COUNTY—The Wayne County Commissioners sent a letter to Governor Tom Wolf requesting an in-person, onsite meeting at the Hankins Pond Dam in Mount Pleasant Township to discuss solutions for the high hazard dam that don't require 150-200 feet of the historic structure to be removed.
“While we understand the funding restraints of the Fish and Boat Commission as it relates to this particular project, we are hopeful that a public-private partnership to resolve the high-hazard dam concerns of PA DEP and the historic preservation desires of many residents can be achieved,” states the letter in part.
Prior to sending their request, the Commissioners launched a petition signing campaign to garner support across the county.
The final tally, revealed at the Commissioners' weekly business meeting last Thursday, August 16, came out to 1,135 signatures, all of which were included in the letter to the Governor.
“The issue at this point in time is cost,” stated Board of Commissioners Chairman Brian Smith at last Thursday's meeting. “There's a certain amount of money allocated from Fish and Boat and they have to be able to do what they have to do to deal with regulations that declare this a high-hazard dam.”

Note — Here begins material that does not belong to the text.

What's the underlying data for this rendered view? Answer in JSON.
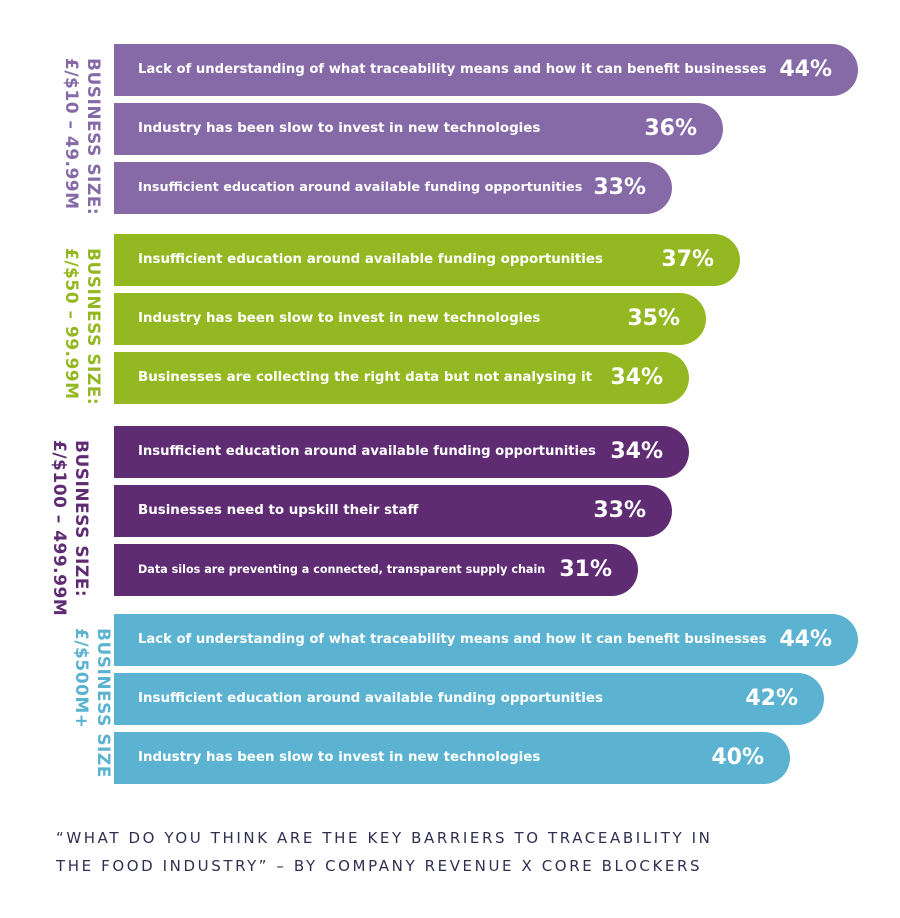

Funding for the project was allocated through a $53 million statewide campaign to address issues with ten dams, five of which including Hankins Pond Dam exist in Wayne County.
Smith noted the current solution for Hankins Pond is to carve a trapezoidal breach out of the dam, narrow at the base and wide at the top, to allow water to flow freely through the area.

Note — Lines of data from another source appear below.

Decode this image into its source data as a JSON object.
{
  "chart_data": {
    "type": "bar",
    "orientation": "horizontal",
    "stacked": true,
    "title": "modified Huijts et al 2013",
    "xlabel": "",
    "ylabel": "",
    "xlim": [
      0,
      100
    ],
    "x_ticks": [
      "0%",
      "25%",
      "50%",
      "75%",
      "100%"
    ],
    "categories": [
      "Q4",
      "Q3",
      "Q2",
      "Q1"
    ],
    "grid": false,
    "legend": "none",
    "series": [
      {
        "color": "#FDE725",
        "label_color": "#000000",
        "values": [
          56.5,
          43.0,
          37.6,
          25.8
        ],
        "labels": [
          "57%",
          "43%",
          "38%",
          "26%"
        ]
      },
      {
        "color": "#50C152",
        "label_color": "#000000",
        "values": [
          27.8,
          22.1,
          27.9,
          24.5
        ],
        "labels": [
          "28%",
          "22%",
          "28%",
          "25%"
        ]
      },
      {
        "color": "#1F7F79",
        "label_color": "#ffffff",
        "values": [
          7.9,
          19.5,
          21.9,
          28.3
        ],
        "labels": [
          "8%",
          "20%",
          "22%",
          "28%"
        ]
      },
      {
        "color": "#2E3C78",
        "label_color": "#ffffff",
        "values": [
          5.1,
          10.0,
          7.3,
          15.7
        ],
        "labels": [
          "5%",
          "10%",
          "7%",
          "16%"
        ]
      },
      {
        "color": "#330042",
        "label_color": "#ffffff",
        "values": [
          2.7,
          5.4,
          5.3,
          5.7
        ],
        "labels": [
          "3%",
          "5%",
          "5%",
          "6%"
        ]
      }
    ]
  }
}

Given the historical quality of the site and the public support to save it, Smith said, “We think that there could be other solutions and there could be a way to handle that without much of an increase in dollar amount from Fish and Boat.”
The Fish and Boat Commission filed for a permit to create the breach last fall which has since been approved.
If nothing changes, demolition could begin this fall.
As earlier reported, while the dam has been drained since 2013, experts in the Pennsylvania Fish and Boat Commission (PFBC) have said the dam still poses a threat to property owners down stream.
The structure can potentially collect large amounts of water during a major flood event which may rupture the dam and send large amounts of water rushing to the residents below.
When PFBC applied for the demolition permit last fall, the Pennsylvania Department of Environmental Protection (PA-DEP) estimated there to be nine at-risk individuals downstream of Hankins Pond Dam.
The dam was built in the 1830s as a feeder dam for the Delaware and Hudson Canal and later repurposed as a breeding pool for PFBC.